The initial milestone of the project, being developed on a LeEco Le2, was to create an open-source Android launcher, a choice Duval made because "the UI is key for adoption". But beyond that is a vision of cloud services and an eelo app store. Given how difficult it is to get noticed in the Google Play Store, that could attract some developers.
MicroG is an open-source replacement for Google Services, Duval explains. This is a project that spoofs Google Play Services and reroutes the calls to other, non-Google interfaces.
However, it's a constantly moving target. Duval notes that recently Google introduced new detection measures to sniff out the phones.
"Google recently announced a new 'features' for mobile software publishers: if the software vendor integrates it, then, when the application is launching, it can detect if the Android flavour is an 'official' version, approved by Google."
He's referring to something called the SafetyNet Attestation API, which checks if the device has been rooted (Google Pay will not run on a rooted phone). Magisk software can help, but it's going to be a perpetual game of cat and mouse. Just this week, for example, Google restricted the gateway used by theme engines on non-rooted phones (OMS) so only phone makers can access it, not developers.
"I'd like us to join forces with Librem/PureOS, KDE," he told us, and to look at phone OEMs.
Then there's the political aspect. Duval says he's aware after speaking to phone-makers how deeply embedded Google is into Android. "A few of them told me they were totally locked in with Google contracts.
"I'm inviting any smartphone maker who would like to offer an alternative to Apple and Google to consider the eelo OS."
Where oh where to begin?
The scale of the task looks like a completely forlorn hope. But it isn't quite hopeless. China's brush with Trump over his treatment of state-owned telco ZTE has left some tech leaders keen on independence.
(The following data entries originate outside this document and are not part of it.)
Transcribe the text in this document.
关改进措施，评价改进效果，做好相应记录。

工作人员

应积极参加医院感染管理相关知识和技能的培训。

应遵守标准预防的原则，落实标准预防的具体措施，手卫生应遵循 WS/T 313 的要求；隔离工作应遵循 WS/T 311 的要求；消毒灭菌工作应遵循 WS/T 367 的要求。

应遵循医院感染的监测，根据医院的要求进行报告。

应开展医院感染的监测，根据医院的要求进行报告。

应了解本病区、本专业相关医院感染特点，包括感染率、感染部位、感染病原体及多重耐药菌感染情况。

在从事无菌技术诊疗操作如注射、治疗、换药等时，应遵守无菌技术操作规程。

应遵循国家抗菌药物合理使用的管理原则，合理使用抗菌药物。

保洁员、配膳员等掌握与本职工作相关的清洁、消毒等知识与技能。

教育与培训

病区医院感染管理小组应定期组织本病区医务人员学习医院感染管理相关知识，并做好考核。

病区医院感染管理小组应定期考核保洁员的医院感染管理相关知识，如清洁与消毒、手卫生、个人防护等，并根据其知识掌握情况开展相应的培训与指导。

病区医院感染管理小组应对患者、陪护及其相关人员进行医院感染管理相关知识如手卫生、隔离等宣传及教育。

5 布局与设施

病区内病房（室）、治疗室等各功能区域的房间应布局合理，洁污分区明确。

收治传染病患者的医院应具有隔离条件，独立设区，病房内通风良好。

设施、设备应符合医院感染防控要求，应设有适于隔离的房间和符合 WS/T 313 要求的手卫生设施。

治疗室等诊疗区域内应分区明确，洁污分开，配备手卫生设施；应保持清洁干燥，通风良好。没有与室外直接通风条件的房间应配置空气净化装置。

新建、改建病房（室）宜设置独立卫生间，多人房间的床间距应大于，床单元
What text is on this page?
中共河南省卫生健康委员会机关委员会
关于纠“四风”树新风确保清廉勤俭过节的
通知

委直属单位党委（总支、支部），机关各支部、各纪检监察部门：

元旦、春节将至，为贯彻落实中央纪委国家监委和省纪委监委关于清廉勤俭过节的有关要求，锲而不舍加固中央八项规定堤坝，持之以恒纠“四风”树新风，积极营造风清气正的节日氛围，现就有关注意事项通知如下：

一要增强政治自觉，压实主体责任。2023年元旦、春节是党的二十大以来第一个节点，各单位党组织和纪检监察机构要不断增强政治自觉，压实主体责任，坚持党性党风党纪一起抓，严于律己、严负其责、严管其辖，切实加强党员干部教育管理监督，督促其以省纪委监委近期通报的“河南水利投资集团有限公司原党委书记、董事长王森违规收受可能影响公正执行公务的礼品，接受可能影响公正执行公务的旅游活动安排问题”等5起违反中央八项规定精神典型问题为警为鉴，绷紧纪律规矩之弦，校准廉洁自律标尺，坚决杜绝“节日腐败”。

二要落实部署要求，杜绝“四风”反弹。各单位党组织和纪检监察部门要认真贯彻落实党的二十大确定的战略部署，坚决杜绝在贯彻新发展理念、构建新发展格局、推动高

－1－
"The recent ZTE incident made us see clearly that no matter how advanced our mobile payment is, without mobile devices, without microchips and operating systems, we can't compete competently," TenCent CEO Pony Ma said recently. ZTE faced the loss of its Android licence, although this threat has receded.
Duval told us: "India is looking for something too."
And the European Commission's focus on Android has come from wanting to nurture jobs in European apps and services, which must compete on what they perceive as a sloped playing field.
Two other factors give a challenger some hope. Phone users don't seem so loyal, or dependent on mobile apps as they do on the desktop. And Android users spend less on apps than iPhone users, so may consider an Android-to-Android switch as much less daunting.
Set against that, of course, is Google's enormous brand loyalty. It's still second on the Interbrand global brand index, behind Apple. If consumers see free Google services as good value, and don't care about privacy, then they consider a Google Android phone a great deal.
And Duval isn't alone in wanting to untangle Google and Facebook from our lives, and replace it with open source. There's the ongoing work by Open Xchange to replace Facebook's communications functionality with open protocols and a distributed network. And put open source on wearables so Google doesn't collect your health data.
"We are using compatibility as a club to make [OEMs] do things we want," one Google executive famously wrote.